We agree that Western-based harmony is a special case of the more general phenomenon of tonality. As we note in our Review: “The experience of music is therefore intimately linked to brain-bound predictive models: for example, tonality … and metre”1. We included a discussion of harmony as a well-researched example of how music perception may be subdued to a statistically learned musical grammar, for listeners from a Western culture. Furthermore, the statistical learning processes involved in harmony or tonality — and thereby the principles that underwrite predictive processing — have been generalized beyond musical cultures through behavioural and scanning studies using artificial tonal systems and grammars7,8,9,10,11.

For many musical genres — including for contemporary styles of music with roots in African music that are now considered Western, such as modal jazz — it would make sense to exemplify PCM by tonality. However, tonality may not even be an endpoint prediction for melody (or harmony), as it is intertwined with rhythmic predictions12.

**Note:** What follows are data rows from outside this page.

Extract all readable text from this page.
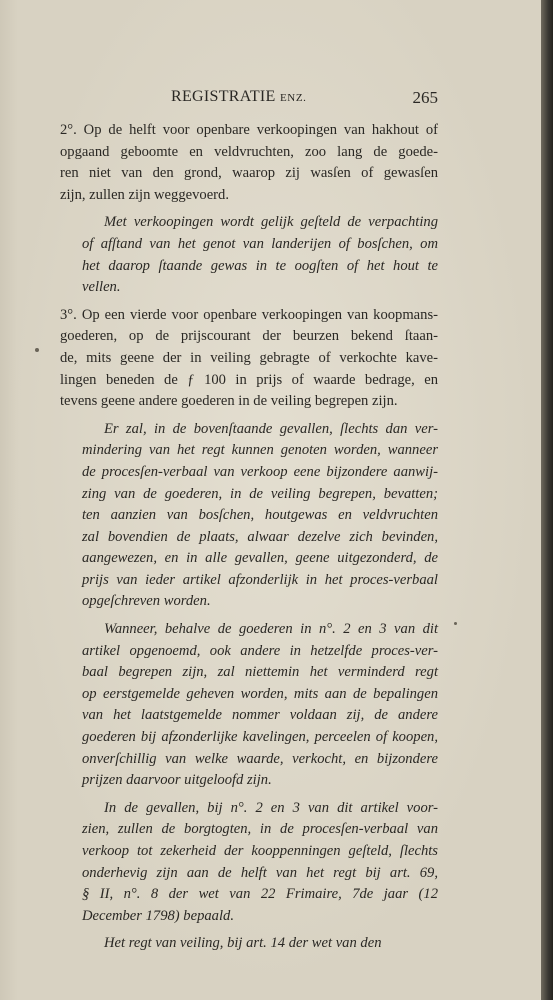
REGISTRATIE ENZ.	265
2°. Op de helft voor openbare verkoopingen van hakhout of
opgaand geboomte en veldvruchten, zoo lang de goede-
ren niet van den grond, waarop zij wasſen of gewasſen
zijn, zullen zijn weggevoerd.
Met verkoopingen wordt gelijk geſteld de verpachting
of afſtand van het genot van landerijen of bosſchen, om
het daarop ſtaande gewas in te oogſten of het hout te
vellen.
3°. Op een vierde voor openbare verkoopingen van koopmans-
goederen, op de prijscourant der beurzen bekend ſtaan-
de, mits geene der in veiling gebragte of verkochte kave-
lingen beneden de ƒ 100 in prijs of waarde bedrage, en
tevens geene andere goederen in de veiling begrepen zijn.
Er zal, in de bovenſtaande gevallen, ſlechts dan ver-
mindering van het regt kunnen genoten worden, wanneer
de procesſen-verbaal van verkoop eene bijzondere aanwij-
zing van de goederen, in de veiling begrepen, bevatten;
ten aanzien van bosſchen, houtgewas en veldvruchten
zal bovendien de plaats, alwaar dezelve zich bevinden,
aangewezen, en in alle gevallen, geene uitgezonderd, de
prijs van ieder artikel afzonderlijk in het proces-verbaal
opgeſchreven worden.
Wanneer, behalve de goederen in n°. 2 en 3 van dit
artikel opgenoemd, ook andere in hetzelfde proces-ver-
baal begrepen zijn, zal niettemin het verminderd regt
op eerstgemelde geheven worden, mits aan de bepalingen
van het laatstgemelde nommer voldaan zij, de andere
goederen bij afzonderlijke kavelingen, perceelen of koopen,
onverſchillig van welke waarde, verkocht, en bijzondere
prijzen daarvoor uitgeloofd zijn.
In de gevallen, bij n°. 2 en 3 van dit artikel voor-
zien, zullen de borgtogten, in de procesſen-verbaal van
verkoop tot zekerheid der kooppenningen geſteld, ſlechts
onderhevig zijn aan de helft van het regt bij art. 69,
§ II, n°. 8 der wet van 22 Frimaire, 7de jaar (12
December 1798) bepaald.
Het regt van veiling, bij art. 14 der wet van den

However, as Savage and Fujii correctly point out2, there is a need for neuroscientific studies of music involving stimuli and listeners with a non-Western background. Clearly, we do not fully understand the predictive coding involved in the processing of non-isochronous and unmetred musics. An obvious experiment would be to examine the neural correlates of temporal violations in such music in encultured listeners; for example, using the mismatch negativity recorded by electroencephalography or magnetoencephalography. The prediction of the PCM model would be that the mismatch negativity would have a larger amplitude and a shorter latency to violations of such temporal predictions in encultured listeners than in Western listeners.

We very much look forward to seeing and evaluating evidence from empirical neuroscientific investigations within the exciting field of cross-cultural neuroscience of music; it is an ideal way to probe and expand the compass of the PCM framework to instantiations of music from a breadth of cultures.